中國車在中東的售后物流上也未形成合力,時間和運輸成本都比當地的成熟品牌高得多。張疏雨提到,當地的日系品牌雖在售前競爭,但共建了統一的售后物流體系,這使得其海外配件供應周期縮短至3-5天,從而確立了整體競爭力。他也就此事與當地的一些中國主機廠討論過,復刻起來難度很大。
但張疏雨認為,最難的還是維修人才。中東很多修理廠的主力是來自印度、巴基斯坦的師傅,他們修油車經驗豐富,文化程度低,有人十幾歲就當學徒,拆發動機、換零件都很熟。但中國新能源車的維修邏輯不一樣,它涉及電池、電機、電控、智能系統和專業診斷電腦。有些零件不是裝上就行,還要用專業電腦校正數據,需要一定的語言能力和文化知識。短期內,要把這些本地師傅培養成真正懂中國新能源車的人,并不現實。
地緣沖突又把這個問題放大了一次。張疏雨說,局勢緊張后,一些有經驗的中國師傅因為擔心地緣沖突已經回國,“當時回去了一半,還有一半留下來了”。
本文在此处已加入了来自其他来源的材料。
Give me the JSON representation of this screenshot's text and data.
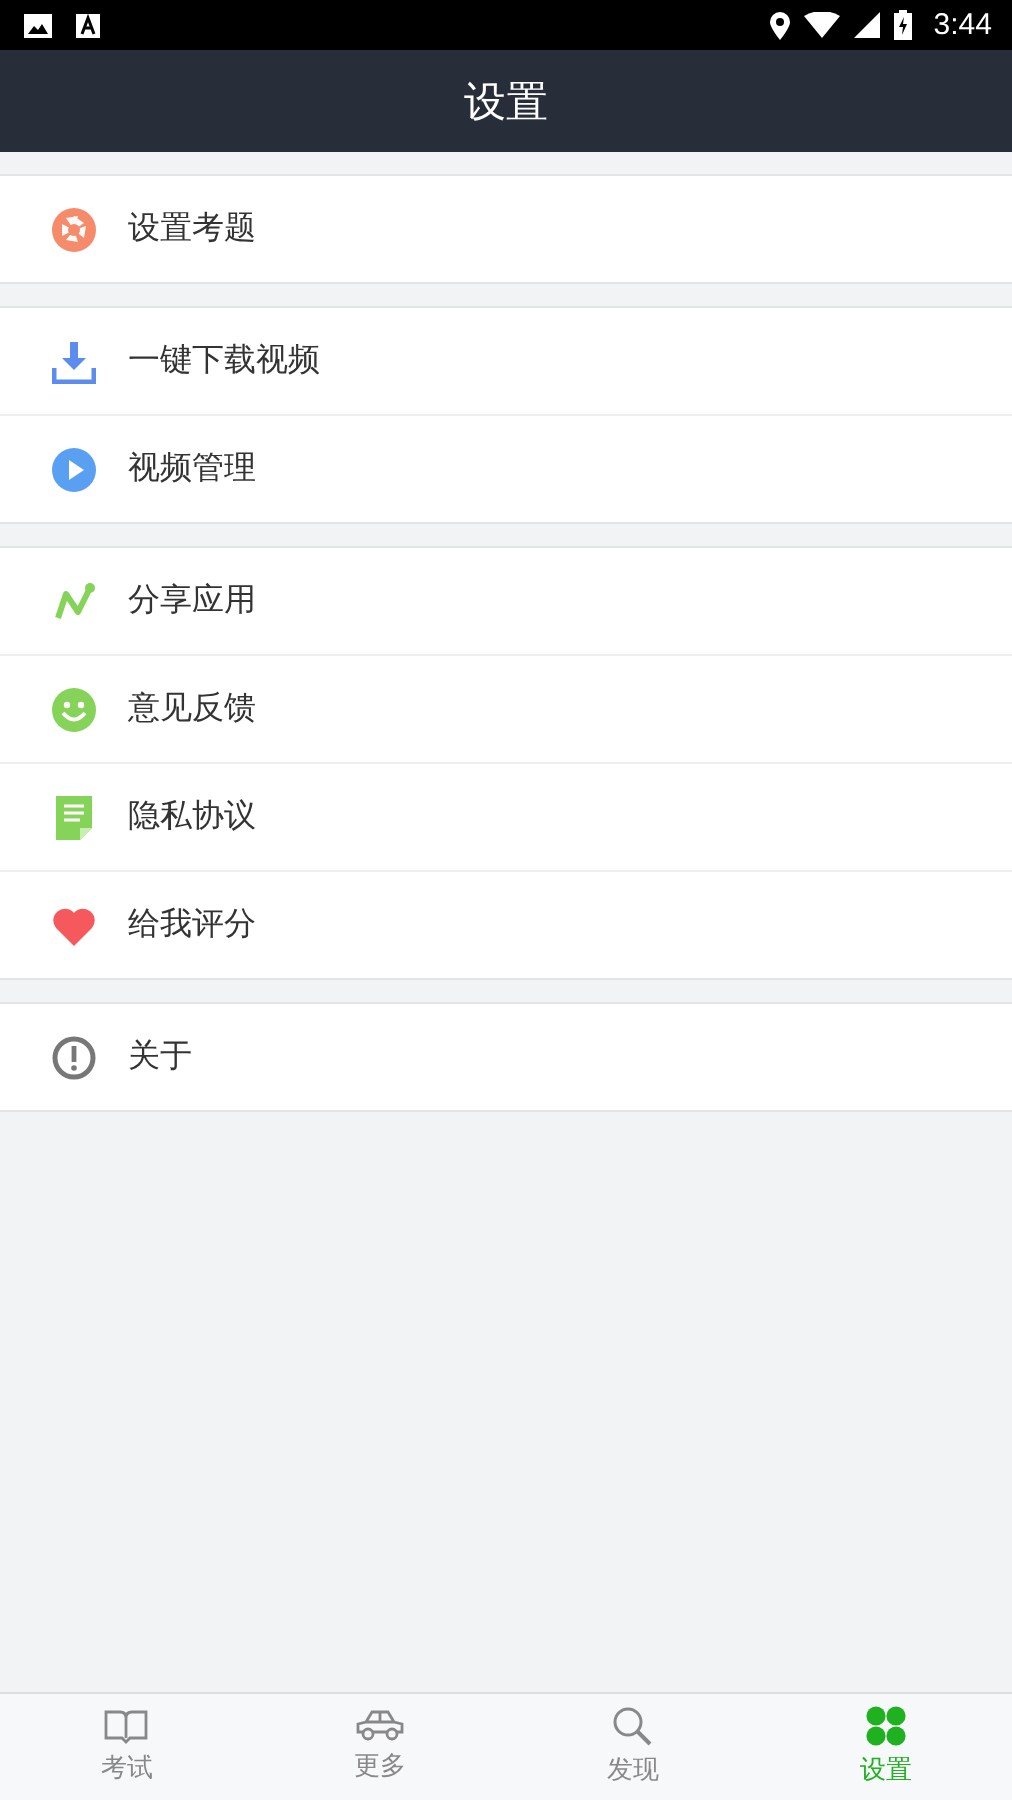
{
  "status_bar": {
    "time": "3:44"
  },
  "header": {
    "title": "设置"
  },
  "groups": [
    {
      "items": [
        {
          "label": "设置考题"
        }
      ]
    },
    {
      "items": [
        {
          "label": "一键下载视频"
        },
        {
          "label": "视频管理"
        }
      ]
    },
    {
      "items": [
        {
          "label": "分享应用"
        },
        {
          "label": "意见反馈"
        },
        {
          "label": "隐私协议"
        },
        {
          "label": "给我评分"
        }
      ]
    },
    {
      "items": [
        {
          "label": "关于"
        }
      ]
    }
  ],
  "tabs": [
    {
      "label": "考试",
      "selected": false
    },
    {
      "label": "更多",
      "selected": false
    },
    {
      "label": "发现",
      "selected": false
    },
    {
      "label": "设置",
      "selected": true
    }
  ]
}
后來他們再招人,要求明顯變高:既要會英文,又要有經驗,還要愿意出海,最好原來在奔馳等主流品牌或合資企業里做過,并接受過海外培訓。
這樣的人很難找,且需要付出高昂的用工成本。張疏雨透露,他們的大師傅的平均月工資在4-5萬元,甚至給得到勞斯萊斯官方認證的維修大師傅開出10萬元的月薪。
他認為,只有中國師傅出海,才能慢慢把中國新能源汽車的售后體系搭起來。如果完全依賴外國師傅做首席技師,很難真正理解中國車。
這套體系不只是人,還包括配件供應鏈、技術知識、主機廠溝通、企業定位和服務標準。張疏雨說,過去兩年他們為這些試錯花了很多成本,可能有一兩千萬元,但方向逐漸清晰。地緣沖突、運費和局勢波動都可能是短期變量,但中國車出海必須解決售后問題。
如今,中國車在中東的售后已經出現亂象。張疏雨觀察到,當地已經有一家較大的公司 EVS 在做質保,業務范圍幾乎涵蓋所有中國車型,而且擴張很快,但他認為其中藏有巨大隱患。
這是因為中國新能源車型太復雜、品牌太多、更新太快。他舉例,2024款的宋PLUS和2025款的宋PLUS,雖然名字相同,但里面的許多供應商配件可能就有變化。如果一家質保公司幾乎什么中國車都保,價格又不高,前期可以通過大量收取質保費快速擴張,但后續一旦真正進入維修兌現階段,服務承諾很難真正落地,一兩年就會“暴雷”。
不僅如此,張疏雨提到,還有一些小的維修點比較短視,為了每天都有收益進賬,甚至會故意在維修時留下一兩個小毛病,等車主上門二次維修。長此以往,這對中國汽車的口碑將是巨大打擊。
中國汽車人還在海峽、客戶、庫存和售后之間不斷補課。中東戰火沒有讓他們停下,但它讓每個人都更清楚:在這里,賣出一輛中國車只是開始,讓它持續地跑下去,才是真正的出海。